Second, we have the US economy in isolation - just how weak is it; what can we do, what ammunition does the Fed have left? These then are the two prime considerations for the US consumer. Let us address this second concern first.
This week we will have two important eco releases, one on the health of manufacturing and one of the overall employment situation. Today we will see the Inst For Supply Mgmt manufacturing survey for Oct (new orders, order backlogs, prices received, employment & inventories). This is a key release; it was through the floor for Sep - far below expectations after being flat for most of the year. On Fri we will see the Employment release for Oct. Although a coincident indicator, this remains the key release for each month. It is expected to be very weak and will no doubt cooperate. By Friday the view for a full blown recession will be set in stone.
What can the Fed do? Not much. It has already injected floods of $ into the system but this is little more than pushing on a string at the moment. Impact now is mostly psychological. We must look to Washington. The assistance of a corporate tax cut to 25% and a cap gains cut to 10% will go out the door if McCain does not win; the period of recovery will then be extended.
Next, beginning Nov/15 we will gain some idea of what finance ministers have in mind for the new world financial landscape. The IMF seems to have inherited the lead role for now. Just this weekend Brown urged the Saudi’s to kick up their contribution as Iceland and others have already used up $30 bln of the IMF’s reserves, with Belarus, Turkey, Pakistan and Serbia, Hungary and Ukraine waiting in line.

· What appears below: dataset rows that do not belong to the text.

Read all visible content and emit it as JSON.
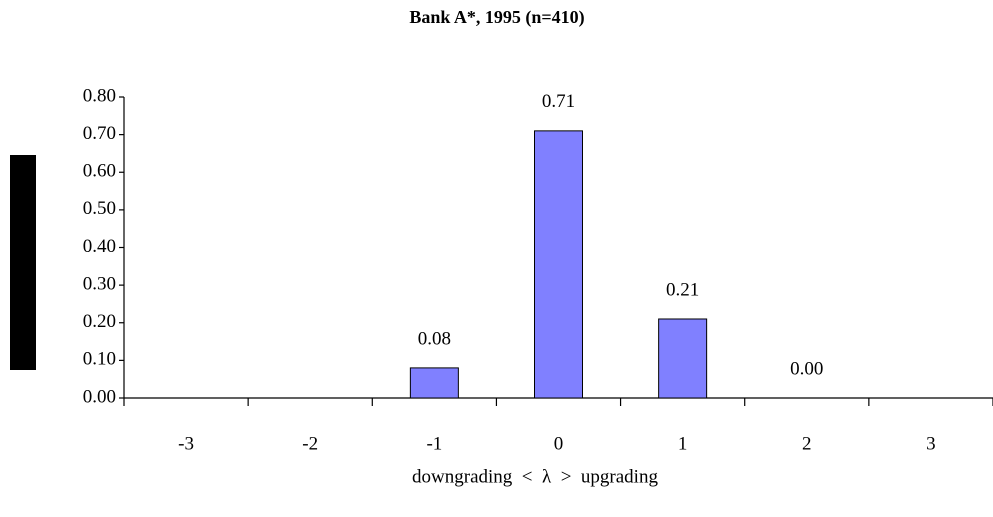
{
  "chart_data": {
    "type": "bar",
    "title": "Bank A*, 1995 (n=410)",
    "x_label": "downgrading  <  λ  >  upgrading",
    "categories": [
      "-3",
      "-2",
      "-1",
      "0",
      "1",
      "2",
      "3"
    ],
    "values": [
      null,
      null,
      0.08,
      0.71,
      0.21,
      0,
      null
    ],
    "value_labels": [
      null,
      null,
      "0.08",
      "0.71",
      "0.21",
      "0.00",
      null
    ],
    "color": "#8080ff",
    "ylim": [
      0,
      0.8
    ],
    "yticks": [
      {
        "value": 0,
        "label": "0.00"
      },
      {
        "value": 0.1,
        "label": "0.10"
      },
      {
        "value": 0.2,
        "label": "0.20"
      },
      {
        "value": 0.3,
        "label": "0.30"
      },
      {
        "value": 0.4,
        "label": "0.40"
      },
      {
        "value": 0.5,
        "label": "0.50"
      },
      {
        "value": 0.6,
        "label": "0.60"
      },
      {
        "value": 0.7,
        "label": "0.70"
      },
      {
        "value": 0.8,
        "label": "0.80"
      }
    ]
  }
}
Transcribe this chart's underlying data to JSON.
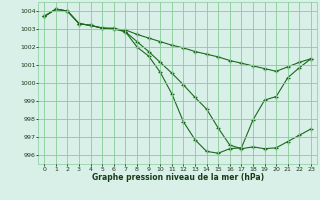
{
  "title": "Graphe pression niveau de la mer (hPa)",
  "background_color": "#d8f0e8",
  "grid_color": "#88cc99",
  "line_color": "#1a6b1a",
  "x_ticks": [
    0,
    1,
    2,
    3,
    4,
    5,
    6,
    7,
    8,
    9,
    10,
    11,
    12,
    13,
    14,
    15,
    16,
    17,
    18,
    19,
    20,
    21,
    22,
    23
  ],
  "ylim": [
    995.5,
    1004.5
  ],
  "xlim": [
    -0.5,
    23.5
  ],
  "yticks": [
    996,
    997,
    998,
    999,
    1000,
    1001,
    1002,
    1003,
    1004
  ],
  "line1_x": [
    0,
    1,
    2,
    3,
    4,
    5,
    6,
    7,
    8,
    9,
    10,
    11,
    12,
    13,
    14,
    15,
    16,
    17,
    18,
    19,
    20,
    21,
    22,
    23
  ],
  "line1_y": [
    1003.7,
    1004.1,
    1004.0,
    1003.3,
    1003.2,
    1003.05,
    1003.0,
    1002.95,
    1002.7,
    1002.5,
    1002.3,
    1002.1,
    1001.95,
    1001.75,
    1001.6,
    1001.45,
    1001.25,
    1001.1,
    1000.95,
    1000.8,
    1000.65,
    1000.9,
    1001.15,
    1001.35
  ],
  "line2_x": [
    0,
    1,
    2,
    3,
    4,
    5,
    6,
    7,
    8,
    9,
    10,
    11,
    12,
    13,
    14,
    15,
    16,
    17,
    18,
    19,
    20,
    21,
    22,
    23
  ],
  "line2_y": [
    1003.7,
    1004.1,
    1004.0,
    1003.3,
    1003.2,
    1003.05,
    1003.0,
    1002.85,
    1002.3,
    1001.75,
    1001.15,
    1000.55,
    999.9,
    999.2,
    998.55,
    997.5,
    996.55,
    996.35,
    996.45,
    996.35,
    996.4,
    996.75,
    997.1,
    997.45
  ],
  "line3_x": [
    0,
    1,
    2,
    3,
    4,
    5,
    6,
    7,
    8,
    9,
    10,
    11,
    12,
    13,
    14,
    15,
    16,
    17,
    18,
    19,
    20,
    21,
    22,
    23
  ],
  "line3_y": [
    1003.7,
    1004.1,
    1004.0,
    1003.3,
    1003.2,
    1003.05,
    1003.05,
    1002.85,
    1002.0,
    1001.5,
    1000.6,
    999.4,
    997.85,
    996.85,
    996.2,
    996.1,
    996.35,
    996.4,
    997.95,
    999.05,
    999.25,
    1000.3,
    1000.85,
    1001.35
  ]
}
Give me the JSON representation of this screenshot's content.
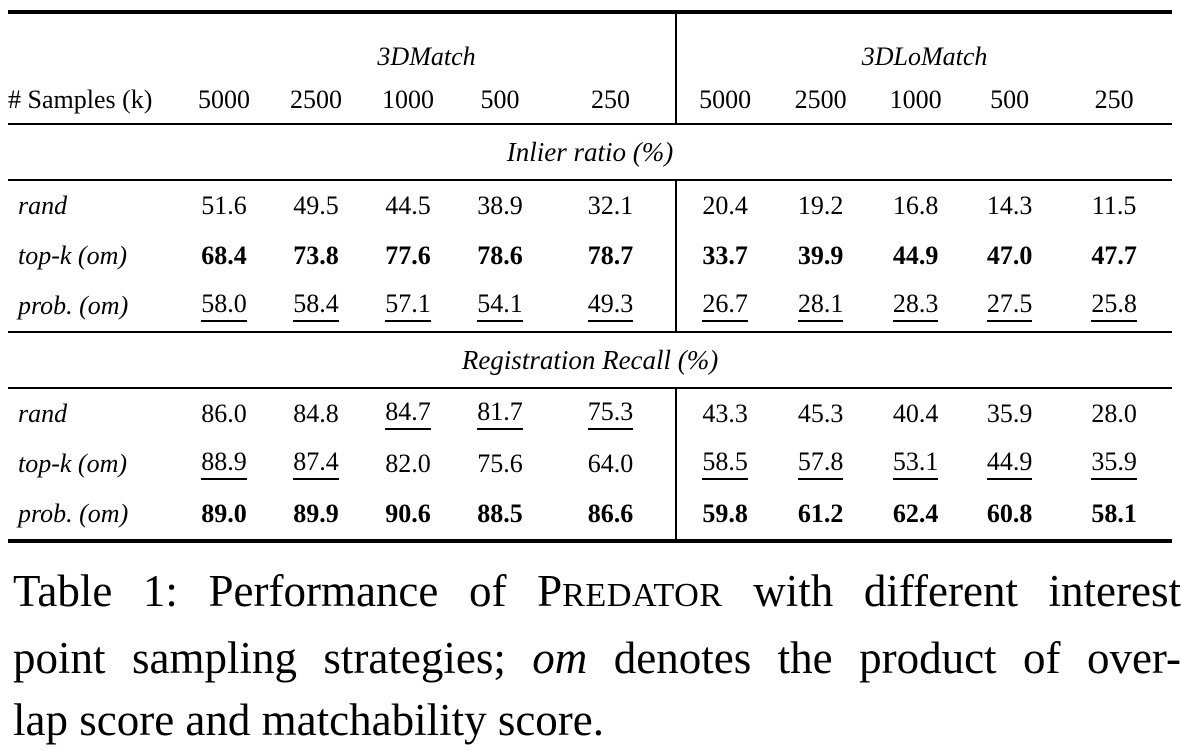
{
  "table": {
    "groups": [
      "3DMatch",
      "3DLoMatch"
    ],
    "samples_header": "# Samples (k)",
    "sample_cols": [
      "5000",
      "2500",
      "1000",
      "500",
      "250"
    ],
    "sections": [
      {
        "title": "Inlier ratio (%)",
        "rows": [
          {
            "label": "rand",
            "cells": [
              {
                "v": "51.6",
                "s": "n"
              },
              {
                "v": "49.5",
                "s": "n"
              },
              {
                "v": "44.5",
                "s": "n"
              },
              {
                "v": "38.9",
                "s": "n"
              },
              {
                "v": "32.1",
                "s": "n"
              },
              {
                "v": "20.4",
                "s": "n"
              },
              {
                "v": "19.2",
                "s": "n"
              },
              {
                "v": "16.8",
                "s": "n"
              },
              {
                "v": "14.3",
                "s": "n"
              },
              {
                "v": "11.5",
                "s": "n"
              }
            ]
          },
          {
            "label": "top-k (om)",
            "cells": [
              {
                "v": "68.4",
                "s": "b"
              },
              {
                "v": "73.8",
                "s": "b"
              },
              {
                "v": "77.6",
                "s": "b"
              },
              {
                "v": "78.6",
                "s": "b"
              },
              {
                "v": "78.7",
                "s": "b"
              },
              {
                "v": "33.7",
                "s": "b"
              },
              {
                "v": "39.9",
                "s": "b"
              },
              {
                "v": "44.9",
                "s": "b"
              },
              {
                "v": "47.0",
                "s": "b"
              },
              {
                "v": "47.7",
                "s": "b"
              }
            ]
          },
          {
            "label": "prob. (om)",
            "cells": [
              {
                "v": "58.0",
                "s": "u"
              },
              {
                "v": "58.4",
                "s": "u"
              },
              {
                "v": "57.1",
                "s": "u"
              },
              {
                "v": "54.1",
                "s": "u"
              },
              {
                "v": "49.3",
                "s": "u"
              },
              {
                "v": "26.7",
                "s": "u"
              },
              {
                "v": "28.1",
                "s": "u"
              },
              {
                "v": "28.3",
                "s": "u"
              },
              {
                "v": "27.5",
                "s": "u"
              },
              {
                "v": "25.8",
                "s": "u"
              }
            ]
          }
        ]
      },
      {
        "title": "Registration Recall (%)",
        "rows": [
          {
            "label": "rand",
            "cells": [
              {
                "v": "86.0",
                "s": "n"
              },
              {
                "v": "84.8",
                "s": "n"
              },
              {
                "v": "84.7",
                "s": "u"
              },
              {
                "v": "81.7",
                "s": "u"
              },
              {
                "v": "75.3",
                "s": "u"
              },
              {
                "v": "43.3",
                "s": "n"
              },
              {
                "v": "45.3",
                "s": "n"
              },
              {
                "v": "40.4",
                "s": "n"
              },
              {
                "v": "35.9",
                "s": "n"
              },
              {
                "v": "28.0",
                "s": "n"
              }
            ]
          },
          {
            "label": "top-k (om)",
            "cells": [
              {
                "v": "88.9",
                "s": "u"
              },
              {
                "v": "87.4",
                "s": "u"
              },
              {
                "v": "82.0",
                "s": "n"
              },
              {
                "v": "75.6",
                "s": "n"
              },
              {
                "v": "64.0",
                "s": "n"
              },
              {
                "v": "58.5",
                "s": "u"
              },
              {
                "v": "57.8",
                "s": "u"
              },
              {
                "v": "53.1",
                "s": "u"
              },
              {
                "v": "44.9",
                "s": "u"
              },
              {
                "v": "35.9",
                "s": "u"
              }
            ]
          },
          {
            "label": "prob. (om)",
            "cells": [
              {
                "v": "89.0",
                "s": "b"
              },
              {
                "v": "89.9",
                "s": "b"
              },
              {
                "v": "90.6",
                "s": "b"
              },
              {
                "v": "88.5",
                "s": "b"
              },
              {
                "v": "86.6",
                "s": "b"
              },
              {
                "v": "59.8",
                "s": "b"
              },
              {
                "v": "61.2",
                "s": "b"
              },
              {
                "v": "62.4",
                "s": "b"
              },
              {
                "v": "60.8",
                "s": "b"
              },
              {
                "v": "58.1",
                "s": "b"
              }
            ]
          }
        ]
      }
    ]
  },
  "caption": {
    "lines": [
      {
        "last": false,
        "segments": [
          {
            "t": "Table 1: Performance of P",
            "s": "n"
          },
          {
            "t": "REDATOR",
            "s": "sc"
          },
          {
            "t": " with different interest",
            "s": "n"
          }
        ]
      },
      {
        "last": false,
        "segments": [
          {
            "t": "point sampling strategies; ",
            "s": "n"
          },
          {
            "t": "om",
            "s": "i"
          },
          {
            "t": " denotes the product of over-",
            "s": "n"
          }
        ]
      },
      {
        "last": true,
        "segments": [
          {
            "t": "lap score and matchability score.",
            "s": "n"
          }
        ]
      }
    ]
  }
}
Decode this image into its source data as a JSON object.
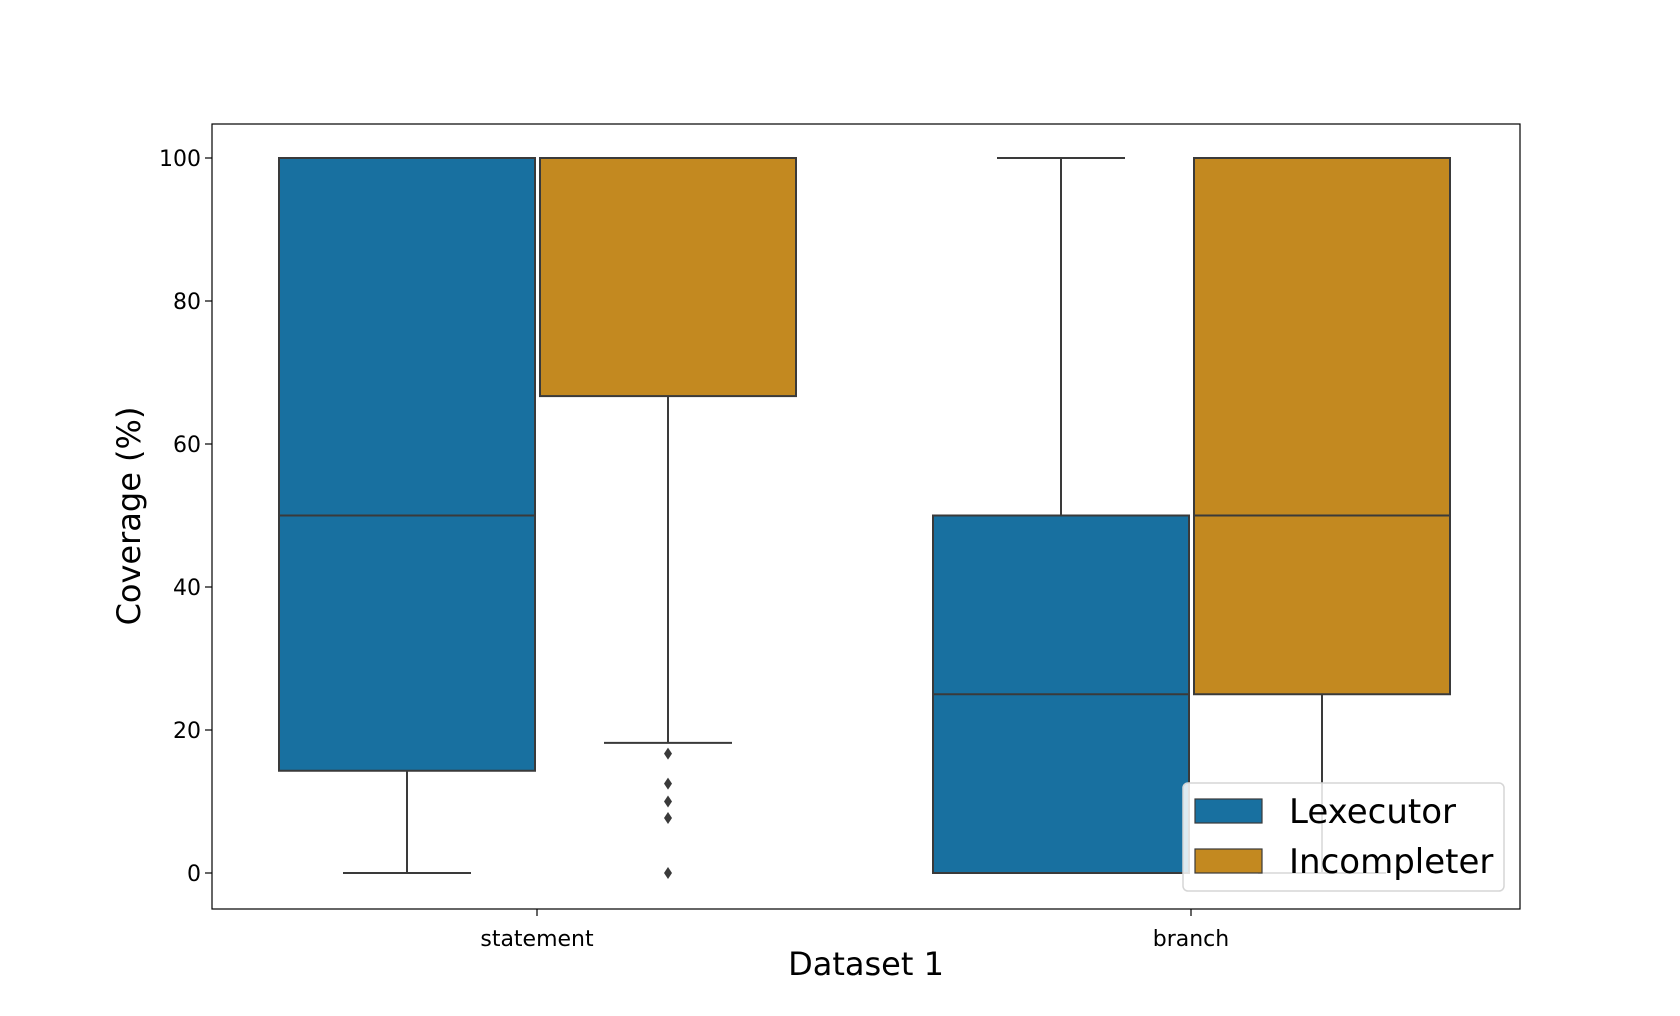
{
  "chart_data": {
    "type": "box",
    "xlabel": "Dataset 1",
    "ylabel": "Coverage (%)",
    "ylim": [
      -5,
      105
    ],
    "yticks": [
      0,
      20,
      40,
      60,
      80,
      100
    ],
    "categories": [
      "statement",
      "branch"
    ],
    "grid": false,
    "legend_position": "lower-right",
    "series": [
      {
        "name": "Lexecutor",
        "color": "#1870a0",
        "boxes": [
          {
            "category": "statement",
            "whisker_low": 0,
            "q1": 14.3,
            "median": 50,
            "q3": 100,
            "whisker_high": 100,
            "outliers": []
          },
          {
            "category": "branch",
            "whisker_low": 0,
            "q1": 0,
            "median": 25,
            "q3": 50,
            "whisker_high": 100,
            "outliers": []
          }
        ]
      },
      {
        "name": "Incompleter",
        "color": "#c38920",
        "boxes": [
          {
            "category": "statement",
            "whisker_low": 18.2,
            "q1": 66.7,
            "median": 100,
            "q3": 100,
            "whisker_high": 100,
            "outliers": [
              16.7,
              12.5,
              10,
              7.7,
              0
            ]
          },
          {
            "category": "branch",
            "whisker_low": 0,
            "q1": 25,
            "median": 50,
            "q3": 100,
            "whisker_high": 100,
            "outliers": []
          }
        ]
      }
    ]
  }
}
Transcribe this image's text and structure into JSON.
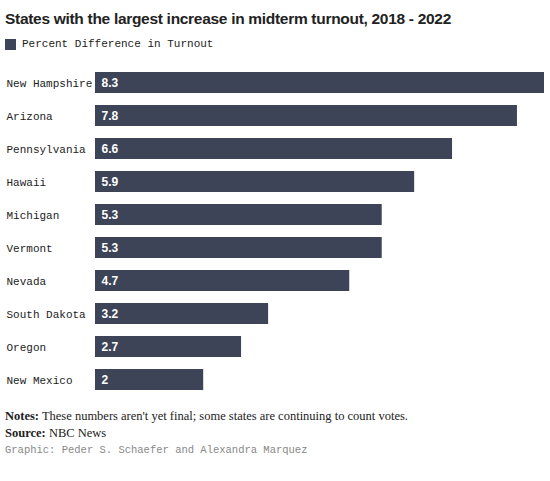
{
  "chart_data": {
    "type": "bar",
    "title": "States with the largest increase in midterm turnout, 2018 - 2022",
    "orientation": "horizontal",
    "categories": [
      "New Hampshire",
      "Arizona",
      "Pennsylvania",
      "Hawaii",
      "Michigan",
      "Vermont",
      "Nevada",
      "South Dakota",
      "Oregon",
      "New Mexico"
    ],
    "series": [
      {
        "name": "Percent Difference in Turnout",
        "color": "#3d4458",
        "values": [
          8.3,
          7.8,
          6.6,
          5.9,
          5.3,
          5.3,
          4.7,
          3.2,
          2.7,
          2
        ]
      }
    ],
    "xlim": [
      0,
      8.3
    ],
    "xticks": [],
    "tick_labels": "y",
    "data_labels": true,
    "legend": "top-left",
    "grid": false,
    "notes": {
      "label": "Notes:",
      "text": "These numbers aren't yet final; some states are continuing to count votes."
    },
    "source": {
      "label": "Source:",
      "text": "NBC News"
    },
    "credit": "Graphic: Peder S. Schaefer and Alexandra Marquez"
  }
}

Meanwhile, other policy tools are easing the liquidity panic at home. The Fed's new commercial paper facility, which began on Tuesday, helped to reignite that vital source of corporate funds. Treasury's capital injections into banks as noted above are also restoring confidence as they reach some of the struggling regional banks. And the key 90 day LIBOR rate continues to decline, last at 2.86% vs 3.50% just a week ago. This is very good news and means activity between US banks, and between US banks and other major foreign banks, continues to thaw. Look for the UK, the EU and Australia to join the global easing cycle this week (following moves in the US, Japan, HK, Norway, China, Tawain & India last week) which should push this rate even lower.
What shocks may be offered up this week? Look perhaps to emerging markets, where gathering economic woes are bound to lead to more bank losses, but primarily banks in Europe, no so much the US. An analyst at the Royal Bank of Scotland points out that European banks have more than seven times the claims on developing countries than their American rivals; in eastern Europe, the ratio is 25 to 1.